Le robinet mitigeur appelé aussi mitigeur monocommande : robinet dont la commande unique (levier ou poignée), manœuvrable dans deux directions, latéralement et en profondeur, assure à la fois le réglage du débit et de la température. Les mitigeurs sont équipés d’une cartouche contenant deux disques en céramique superposés : le disque inférieur est fixe, solidaire du corps du robinet, tandis que le disque supérieur est mobile, relié au levier de commande . Les deux disques dont les surfaces en contact sont parfaitement lisses sont munis d’orifices excentrés au travers desquels l’eau circule. En déplaçant le levier, on modifie les positions relatives des orifices, en laissant passer plus ou moins d’eau chaude ou d’eau froide.
Le mitigeur thermostatique : mitigeur possédant deux poignées, l’une pour régler le débit d’eau et l’autre pour le choix de la température. L’utilisateur sélectionne la température souhaitée, puis l’appareil délivre l’eau à température constante, même si sur le réseau d’autres robinets s’ouvrent ou se ferment. Le réglage automatique de la température s’effectue au moyen d’une cartouche de cire. Une touche permet de dépasser la température de sécurité limitée à 40 °C. De même, une seconde touche permet d’obtenir un débit d’eau plus important que le débit maximal prévu.
Le principe de fonctionnement du mitigeur est le suivant :
  • Le sélecteur de température permet de choisir la température souhaitée de l’eau mitigée. En fonction de la valeur affichée, la cartouche de cire se déplace plus ou moins dans son logement.
  • Si la température de l’eau mitigée est supérieure à celle affichée par l’utilisateur, la cartouche de cire se dilate. En augmentant de volume, elle réduit le passage de l’eau chaude située dans la chambre d’eau chaude et agrandit, dans les mêmes proportions, celui de l’eau froide située dans la chambre voisine.
  • Si la température de l’eau mitigée est inférieure à celle affichée, la cartouche de cire se rétracte. En diminuant de volume, elle augmente le passage de l’eau chaude et réduit dans les mêmes proportions celui de l’eau froide.

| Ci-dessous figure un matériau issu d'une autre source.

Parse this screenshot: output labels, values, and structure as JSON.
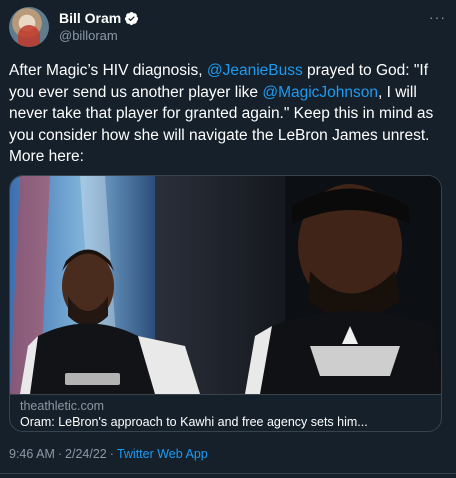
{
  "author": {
    "name": "Bill Oram",
    "handle": "@billoram",
    "verified": true
  },
  "tweet": {
    "text_parts": [
      {
        "type": "text",
        "value": "After Magic’s HIV diagnosis, "
      },
      {
        "type": "mention",
        "value": "@JeanieBuss"
      },
      {
        "type": "text",
        "value": " prayed to God: \"If you ever send us another player like "
      },
      {
        "type": "mention",
        "value": "@MagicJohnson"
      },
      {
        "type": "text",
        "value": ", I will never take that player for granted again.\" Keep this in mind as you consider how she will navigate the LeBron James unrest. More here:"
      }
    ]
  },
  "card": {
    "domain": "theathletic.com",
    "title": "Oram: LeBron's approach to Kawhi and free agency sets him..."
  },
  "footer": {
    "time": "9:46 AM",
    "date": "2/24/22",
    "separator": "·",
    "app": "Twitter Web App"
  },
  "colors": {
    "background": "#15202b",
    "accent": "#1d9bf0",
    "secondary_text": "#8b98a5",
    "border": "#38444d"
  },
  "icons": {
    "verified": "verified-badge-icon",
    "more": "more-options-icon"
  }
}
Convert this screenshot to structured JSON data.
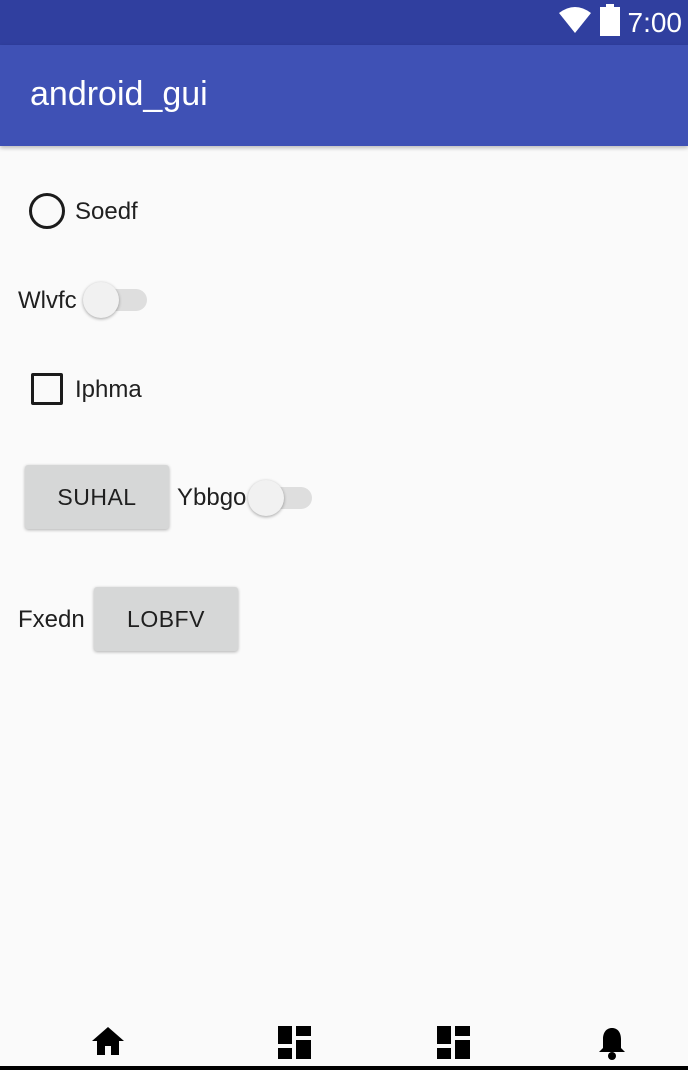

  • L’eau mitigée, avant de sortir, rencontre la tête en céramique qui laisse passer plus ou moins d’eau suivant le réglage manuel effectué par l’utilisateur.
Le mitigeur thermostatique à encastrer permet d’alimenter simultanément, à la température voulue, un ou plusieurs robinets mélangeurs (de baignoire, de douche, de lavabo…).
La pomme de douche : pièce arrondie et percée de petits trous, vissée à l’extrémité d’un tuyau de douche. Elle peut être fixe ou articulée. De nos jours, la pomme de douche traditionnelle est remplacée par une douchette reliée à un flexible.
La douchette : pomme de douche munie d’une poignée et reliée par un flexible au mitigeur ou au mélangeur. Il existe des douchettes qui permettent plusieurs types de jets (diffus, concentré…). Certaines sont équipées d’un système antitartre et d’un bouton économiseur d’eau. L’ensemble de douche comprend une barre verticale qui permet, à l’aide d’un curseur, de positionner la douchette à la hauteur voulue. Certains modèles de mitigeurs d’évier ou de salle de bains disposent d’une douchette reliée à un flexible rétractable.
La colonne de douche appelée aussi colonne hydromassante : ensemble de douche multifonctions constitué d’une coque en acrylique (plus rarement en aluminium ou en bois traité) comprenant généralement un mitigeur thermostatique encastré, une douchette à main, des buses orientables, des robinets d’arrêt et une tablette de rangement.
Le trop-plein : dispositif permettant une évacuation de l’eau contenue dans un appareil sanitaire (lavabo, évier, baignoire…) lorsque celle-ci dépasse un certain niveau situé nettement au-dessus de l’évacuation principale.
Le vidage : dispositif fixé sur l’appareil sanitaire (lavabo, baignoire, bidet) permettant l’évacuation de l’eau (évacuation directe et évacuation éventuelle par le trop-plein).